The sky over by Blackfrier’s Bridge was beautiful and baby blue at around half 12 when we were there.
So we walked around a bit and D taught me how to use a film camera while we had tea by St. Paul’s.
You have no idea how many pictures I have of St. Paul’s.
This one especially. How can you not love the rooftops?
We soon relocated to Sainsbury’s where D bought a baguette which I stuck in my bag.
Not knowing what to do, we decided to check out the Tate Modern, which I haven’t been to yet. Don’t hate on my lack of tourist capabilities. I’ve got a lot on my mind.
We crossed the Millinnium Bridge, like the one from Harry Potter.
Except the real one crossed to the Tate, where we were going.
The Tate Modern is WEIRD. I shall confess to being more of a classic art girl, so this was a bit odd, but it’s so close so I had to go.
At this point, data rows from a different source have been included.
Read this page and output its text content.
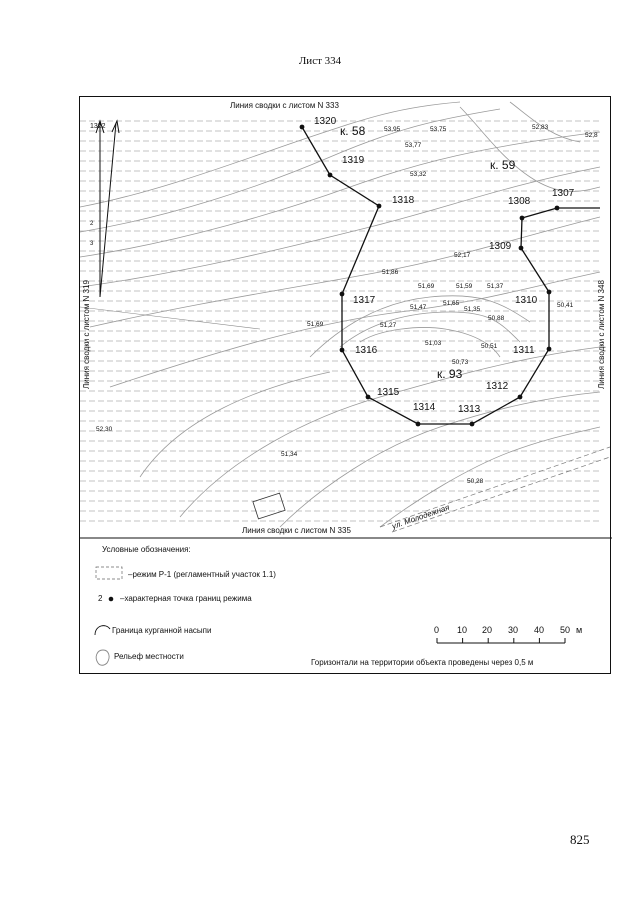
Лист 334
Линия сводки с листом N 333
Линия сводки с листом N 335
Линия сводки с листом N 319	Линия сводки с листом N 348
к. 58
к. 59
к. 93
1320
1319
1318
1317
1316
1315
1314 1313
1312
1311
1310
1309
1308
1307
53,95	53,75
53,77
52,83
52,8
53,32
52,17
51,86
51,69	51,59 51,37
51,47
51,65
51,35
51,27
50,88
50,41
51,69
51,03	50,51
50,73
52,30
51,34
50,28
1322
2
3
ул. Молодежная
Условные обозначения:
–режим Р-1 (регламентный участок 1.1)
2 –характерная точка границ режима
Граница курганной насыпи
Рельеф местности
0 10 20 30 40 50 м
Горизонтали на территории объекта проведены через 0,5 м
825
Luckily, there was something on the wall near most of the art that gave you the ‘bigger picture’ in case modern art wasn’t your thing. Or you weren’t feeling especially sharp that day in terms of abstract applicatoin.
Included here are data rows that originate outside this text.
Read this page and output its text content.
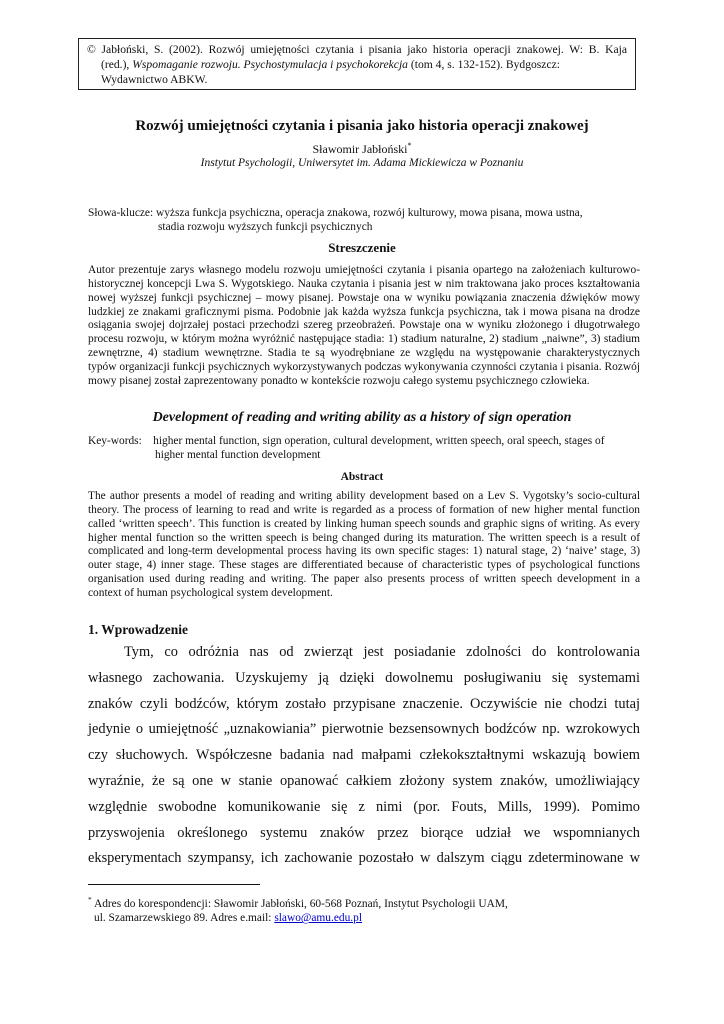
© Jabłoński, S. (2002). Rozwój umiejętności czytania i pisania jako historia operacji znakowej. W: B. Kaja
(red.), Wspomaganie rozwoju. Psychostymulacja i psychokorekcja (tom 4, s. 132-152). Bydgoszcz:
Wydawnictwo ABKW.
Rozwój umiejętności czytania i pisania jako historia operacji znakowej
Sławomir Jabłoński*
Instytut Psychologii, Uniwersytet im. Adama Mickiewicza w Poznaniu
Słowa-klucze: wyższa funkcja psychiczna, operacja znakowa, rozwój kulturowy, mowa pisana, mowa ustna,
stadia rozwoju wyższych funkcji psychicznych
Streszczenie
Autor prezentuje zarys własnego modelu rozwoju umiejętności czytania i pisania opartego na założeniach kulturowo-historycznej koncepcji Lwa S. Wygotskiego. Nauka czytania i pisania jest w nim traktowana jako proces kształtowania nowej wyższej funkcji psychicznej – mowy pisanej. Powstaje ona w wyniku powiązania znaczenia dźwięków mowy ludzkiej ze znakami graficznymi pisma. Podobnie jak każda wyższa funkcja psychiczna, tak i mowa pisana na drodze osiągania swojej dojrzałej postaci przechodzi szereg przeobrażeń. Powstaje ona w wyniku złożonego i długotrwałego procesu rozwoju, w którym można wyróżnić następujące stadia: 1) stadium naturalne, 2) stadium „naiwne”, 3) stadium zewnętrzne, 4) stadium wewnętrzne. Stadia te są wyodrębniane ze względu na występowanie charakterystycznych typów organizacji funkcji psychicznych wykorzystywanych podczas wykonywania czynności czytania i pisania. Rozwój mowy pisanej został zaprezentowany ponadto w kontekście rozwoju całego systemu psychicznego człowieka.
Development of reading and writing ability as a history of sign operation
Key-words: higher mental function, sign operation, cultural development, written speech, oral speech, stages of
higher mental function development
Abstract
The author presents a model of reading and writing ability development based on a Lev S. Vygotsky’s socio-cultural theory. The process of learning to read and write is regarded as a process of formation of new higher mental function called ‘written speech’. This function is created by linking human speech sounds and graphic signs of writing. As every higher mental function so the written speech is being changed during its maturation. The written speech is a result of complicated and long-term developmental process having its own specific stages: 1) natural stage, 2) ‘naive’ stage, 3) outer stage, 4) inner stage. These stages are differentiated because of characteristic types of psychological functions organisation used during reading and writing. The paper also presents process of written speech development in a context of human psychological system development.
1. Wprowadzenie
Tym, co odróżnia nas od zwierząt jest posiadanie zdolności do kontrolowania
własnego zachowania. Uzyskujemy ją dzięki dowolnemu posługiwaniu się systemami
znaków czyli bodźców, którym zostało przypisane znaczenie. Oczywiście nie chodzi tutaj
jedynie o umiejętność „uznakowiania” pierwotnie bezsensownych bodźców np. wzrokowych
czy słuchowych. Współczesne badania nad małpami człekokształtnymi wskazują bowiem
wyraźnie, że są one w stanie opanować całkiem złożony system znaków, umożliwiający
względnie swobodne komunikowanie się z nimi (por. Fouts, Mills, 1999). Pomimo
przyswojenia określonego systemu znaków przez biorące udział we wspomnianych
eksperymentach szympansy, ich zachowanie pozostało w dalszym ciągu zdeterminowane w
* Adres do korespondencji: Sławomir Jabłoński, 60-568 Poznań, Instytut Psychologii UAM,
ul. Szamarzewskiego 89. Adres e.mail: slawo@amu.edu.pl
Some of them were just like….hm…..
When we finally left the Tate, it was pouring. I went over to D’s flat for a bit where I had some ginger tea while D ate baguette and cheese. Then we watched My Drunk Kitchen (if you haven’t seen this DO IT) and some Feminist videos and chatted about intellectual things.
In terms of food, I’ve been trying to save money/eat everything in my room so I don’t end up with things to take home with me. It is actually kind of fun because it forces new combinations into things.
This was my first attempt at overnight oats. 1/4 cup barley flakes, 1/4 cup yogurt, 1 tsp maca, 6 strawberries, 1 tbsp coconut flour, 1/4 cup soy milk. Left overnight. Hm. It was….I don’t know how I felt about it. Perhaps it was the barley flakes, but they just felt a bit soggy. And the yogurt was almost off (which is why I used it) so I think I’ll try it again. In general, I’m certain that I prefer oats to barley flakes, so I’m not sure I”ll try them again.
I’ve been making lots of spreads (and eating them, obviously) lately. I finally put tahini in hummus (I used to be scared to do so because of extra calories- PSSSH) and it tastes so good! I’ve also been experimenting with different beans and different mix-ins. This certain one had peanut butter in.
I didn’t take this picture at night, but rather in bad lighting on a brown scarf. Yes, I know you’re all jealous of my photography skills. But fear not, I’m taking photography in the fall!
I broke my blue plate, so there will be no more blue plate special (aka: every single meal on that blue plate) but now we’re working with boring white plate. Sorry. 2 months guys, two months. Then I get my gnome plate back!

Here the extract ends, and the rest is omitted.